1. A motor-driven compressor comprising:

a compression unit adapted to compress refrigerant;

an electric motor adapted to drive the compression unit;

a housing that accommodates the compression unit and the electric motor, wherein the housing includes a coupling member;

a motor driving circuit adapted to drive the electric motor, wherein the motor driving circuit includes a circuit board and a capacitor, which is electrically connected to the circuit board, and the capacitor includes a side surface and an end surface that faces a coupling surface of the coupling member;

a resin material located between the coupling surface of the coupling member and the end surface of the capacitor, wherein

the coupling surface includes a recess extending away from the end surface of the capacitor, and

the recess receives some of the resin material; and

a capacitor holder that holds the capacitor and is coupled to the coupling member, wherein the capacitor holder includes:

a side wall covering the side surface of the capacitor, and

an elastically-deformable retaining piece that extends from the side wall covering the side surface of the capacitor toward the coupling member along the side surface of the capacitor, wherein the retaining piece includes a distal end that projects toward the recess beyond the end surface of the capacitor and engages the end surface of the capacitor, wherein the distal end of the retaining piece is inserted into the recess and the resin material.

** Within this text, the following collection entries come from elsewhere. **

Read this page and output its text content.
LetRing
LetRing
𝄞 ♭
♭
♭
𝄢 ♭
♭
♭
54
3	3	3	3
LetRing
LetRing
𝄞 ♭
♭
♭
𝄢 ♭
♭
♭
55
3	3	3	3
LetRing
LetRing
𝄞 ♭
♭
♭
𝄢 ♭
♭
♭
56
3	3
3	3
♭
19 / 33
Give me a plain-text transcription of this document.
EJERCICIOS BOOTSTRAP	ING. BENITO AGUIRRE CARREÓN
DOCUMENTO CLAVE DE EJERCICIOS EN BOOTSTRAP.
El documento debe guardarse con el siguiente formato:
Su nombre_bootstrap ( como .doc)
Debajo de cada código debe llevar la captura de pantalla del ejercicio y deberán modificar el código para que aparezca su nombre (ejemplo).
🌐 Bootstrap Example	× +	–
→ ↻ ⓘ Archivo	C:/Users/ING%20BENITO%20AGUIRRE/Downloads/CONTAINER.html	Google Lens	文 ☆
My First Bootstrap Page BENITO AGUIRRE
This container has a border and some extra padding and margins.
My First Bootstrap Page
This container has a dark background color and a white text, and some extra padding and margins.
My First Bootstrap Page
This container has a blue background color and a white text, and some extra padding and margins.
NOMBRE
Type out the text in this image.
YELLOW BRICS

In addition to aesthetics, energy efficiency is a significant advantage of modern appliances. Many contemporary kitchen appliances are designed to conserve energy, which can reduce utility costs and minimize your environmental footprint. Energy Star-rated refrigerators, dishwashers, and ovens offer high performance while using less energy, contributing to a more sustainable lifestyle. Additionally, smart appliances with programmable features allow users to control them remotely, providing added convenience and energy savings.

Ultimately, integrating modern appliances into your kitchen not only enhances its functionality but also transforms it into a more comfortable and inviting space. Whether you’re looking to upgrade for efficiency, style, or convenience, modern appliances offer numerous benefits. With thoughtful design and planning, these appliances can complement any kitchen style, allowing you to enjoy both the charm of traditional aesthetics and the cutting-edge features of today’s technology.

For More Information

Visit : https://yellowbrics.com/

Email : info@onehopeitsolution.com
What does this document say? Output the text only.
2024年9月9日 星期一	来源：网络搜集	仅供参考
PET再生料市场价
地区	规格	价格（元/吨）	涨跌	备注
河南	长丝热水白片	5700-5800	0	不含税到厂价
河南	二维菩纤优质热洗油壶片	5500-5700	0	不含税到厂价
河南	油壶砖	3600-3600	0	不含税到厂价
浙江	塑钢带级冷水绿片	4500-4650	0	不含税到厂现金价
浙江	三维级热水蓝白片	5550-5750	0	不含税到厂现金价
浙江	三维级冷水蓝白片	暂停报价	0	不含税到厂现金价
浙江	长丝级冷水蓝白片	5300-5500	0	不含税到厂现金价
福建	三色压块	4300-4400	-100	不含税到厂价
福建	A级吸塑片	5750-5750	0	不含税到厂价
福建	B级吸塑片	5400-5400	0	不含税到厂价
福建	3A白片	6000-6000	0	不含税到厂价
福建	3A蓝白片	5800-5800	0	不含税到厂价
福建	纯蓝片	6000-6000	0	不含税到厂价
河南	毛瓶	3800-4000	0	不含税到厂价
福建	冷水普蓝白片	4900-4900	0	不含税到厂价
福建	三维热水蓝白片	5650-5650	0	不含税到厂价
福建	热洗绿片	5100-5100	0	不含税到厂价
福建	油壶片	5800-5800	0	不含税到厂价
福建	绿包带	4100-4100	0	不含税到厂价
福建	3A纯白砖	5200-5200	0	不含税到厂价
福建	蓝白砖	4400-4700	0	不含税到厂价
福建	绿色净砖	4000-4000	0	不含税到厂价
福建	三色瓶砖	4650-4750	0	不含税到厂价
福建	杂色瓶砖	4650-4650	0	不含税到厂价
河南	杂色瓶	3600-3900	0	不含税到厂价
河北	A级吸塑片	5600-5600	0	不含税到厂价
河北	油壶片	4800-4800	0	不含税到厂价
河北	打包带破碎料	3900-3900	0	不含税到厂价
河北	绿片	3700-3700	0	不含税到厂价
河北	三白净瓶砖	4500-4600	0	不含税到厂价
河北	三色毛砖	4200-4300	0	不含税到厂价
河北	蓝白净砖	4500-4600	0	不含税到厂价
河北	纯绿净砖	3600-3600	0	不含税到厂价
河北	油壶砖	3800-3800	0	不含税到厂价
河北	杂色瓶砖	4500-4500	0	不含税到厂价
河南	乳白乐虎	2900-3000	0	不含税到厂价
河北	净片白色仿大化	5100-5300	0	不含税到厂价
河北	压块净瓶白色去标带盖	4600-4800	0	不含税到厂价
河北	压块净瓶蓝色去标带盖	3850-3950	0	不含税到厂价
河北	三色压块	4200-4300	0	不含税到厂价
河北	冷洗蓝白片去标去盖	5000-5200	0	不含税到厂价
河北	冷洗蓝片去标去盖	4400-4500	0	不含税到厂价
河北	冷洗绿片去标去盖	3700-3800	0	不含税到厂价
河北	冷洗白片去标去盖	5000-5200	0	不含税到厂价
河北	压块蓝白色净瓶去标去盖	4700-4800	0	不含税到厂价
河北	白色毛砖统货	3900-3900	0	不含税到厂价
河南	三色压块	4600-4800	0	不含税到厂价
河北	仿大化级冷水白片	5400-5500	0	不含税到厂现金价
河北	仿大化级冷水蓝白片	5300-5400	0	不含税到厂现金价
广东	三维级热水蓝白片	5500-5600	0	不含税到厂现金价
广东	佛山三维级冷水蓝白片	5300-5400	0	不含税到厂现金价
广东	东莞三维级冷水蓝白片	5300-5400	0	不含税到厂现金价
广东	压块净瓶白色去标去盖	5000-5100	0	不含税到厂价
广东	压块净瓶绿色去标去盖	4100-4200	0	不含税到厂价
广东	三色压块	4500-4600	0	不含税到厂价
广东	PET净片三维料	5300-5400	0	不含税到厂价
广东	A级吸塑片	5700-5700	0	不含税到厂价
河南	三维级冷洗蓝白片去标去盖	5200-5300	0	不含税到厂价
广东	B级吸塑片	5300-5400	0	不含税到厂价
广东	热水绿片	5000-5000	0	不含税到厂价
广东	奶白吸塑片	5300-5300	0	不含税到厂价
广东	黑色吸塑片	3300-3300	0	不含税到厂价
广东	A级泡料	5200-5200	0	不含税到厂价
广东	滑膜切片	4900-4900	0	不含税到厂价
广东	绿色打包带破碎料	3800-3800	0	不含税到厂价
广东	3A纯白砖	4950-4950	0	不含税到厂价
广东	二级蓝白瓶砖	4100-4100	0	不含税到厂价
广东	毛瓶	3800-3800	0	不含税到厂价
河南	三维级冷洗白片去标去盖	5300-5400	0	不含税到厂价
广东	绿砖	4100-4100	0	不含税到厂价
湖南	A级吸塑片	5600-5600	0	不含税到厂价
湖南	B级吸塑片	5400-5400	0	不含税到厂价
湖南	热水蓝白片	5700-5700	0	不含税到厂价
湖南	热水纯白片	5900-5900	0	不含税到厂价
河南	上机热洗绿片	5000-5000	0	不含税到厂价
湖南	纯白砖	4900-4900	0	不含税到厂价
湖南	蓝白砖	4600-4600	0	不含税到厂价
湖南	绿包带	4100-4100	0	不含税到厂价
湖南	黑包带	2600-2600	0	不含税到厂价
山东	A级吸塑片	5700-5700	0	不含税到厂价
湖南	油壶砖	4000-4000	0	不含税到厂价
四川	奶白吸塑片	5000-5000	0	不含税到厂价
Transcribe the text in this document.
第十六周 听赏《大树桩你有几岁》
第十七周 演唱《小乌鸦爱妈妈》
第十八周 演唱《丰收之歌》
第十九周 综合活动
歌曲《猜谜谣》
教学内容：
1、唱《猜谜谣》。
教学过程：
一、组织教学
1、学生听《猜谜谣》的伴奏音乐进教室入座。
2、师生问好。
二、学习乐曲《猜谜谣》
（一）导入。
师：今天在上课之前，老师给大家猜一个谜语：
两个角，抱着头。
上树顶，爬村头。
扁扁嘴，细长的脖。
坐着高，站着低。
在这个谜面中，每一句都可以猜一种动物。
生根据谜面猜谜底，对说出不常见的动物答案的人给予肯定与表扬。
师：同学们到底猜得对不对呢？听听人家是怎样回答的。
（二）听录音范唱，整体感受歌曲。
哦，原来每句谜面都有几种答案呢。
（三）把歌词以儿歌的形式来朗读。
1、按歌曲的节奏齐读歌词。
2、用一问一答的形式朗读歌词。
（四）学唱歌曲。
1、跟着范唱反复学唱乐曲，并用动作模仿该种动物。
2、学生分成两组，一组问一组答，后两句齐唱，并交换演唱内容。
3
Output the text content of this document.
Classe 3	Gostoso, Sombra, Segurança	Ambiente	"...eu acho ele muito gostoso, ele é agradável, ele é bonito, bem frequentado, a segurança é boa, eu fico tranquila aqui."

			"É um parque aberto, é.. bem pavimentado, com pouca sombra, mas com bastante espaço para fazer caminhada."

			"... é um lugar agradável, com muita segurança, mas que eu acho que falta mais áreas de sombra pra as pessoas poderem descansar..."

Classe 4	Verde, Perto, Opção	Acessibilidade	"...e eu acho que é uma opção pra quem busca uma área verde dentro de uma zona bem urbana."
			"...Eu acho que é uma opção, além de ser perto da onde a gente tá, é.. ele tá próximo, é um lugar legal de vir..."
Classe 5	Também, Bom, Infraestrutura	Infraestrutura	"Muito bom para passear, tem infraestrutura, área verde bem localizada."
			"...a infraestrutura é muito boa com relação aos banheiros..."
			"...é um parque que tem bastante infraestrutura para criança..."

2. The motor-driven compressor according to claim 1, wherein

the recess includes a bottom portion, and

a clearance extends between the bottom portion and the distal end of the elastically-deformable retaining piece.

3. The motor-driven compressor according to claim 1, wherein

the elastically-deformable retaining piece is one of a plurality of elastically-deformable retaining pieces, and

the recess is one of a plurality of recesses arranged in correspondence with the elastically-deformable retaining pieces.

4. The motor-driven compressor according to claim 1, wherein the end surface of the capacitor is partially overlapped with the recess.

5. The motor-driven compressor according to claim 1, wherein the coupling member includes a wall facing the side surface of the capacitor and extending along the side surface of the capacitor.

6. The motor-driven compressor according to claim 5, wherein the recess is partially formed in the wall.

7. The motor-driven compressor according to claim 1, wherein the recess is a looped groove.

8. The motor-driven compressor according to claim 1, wherein the capacitor includes a film capacitor.

9. The motor-driven compressor according to claim 1, further comprising a rotation shaft that is accommodated in the housing and rotated integrally with a rotor of the electric motor, wherein the compression unit, the electric motor, and the motor driving circuit are arranged in this order along an axis of the rotation shaft.

10. The motor-driven compressor according to claim 1, wherein the motor-driven compressor is installed in a vehicle.

11. The motor-driven compressor according to claim 1, wherein

the capacitor has a cuboid shape including four side surfaces,

the side wall of the capacitor holder includes wall portions, which surround the four side surfaces of the capacitor, and

the elastically-deformable retaining piece extends from each of two of the wall portions that face each other.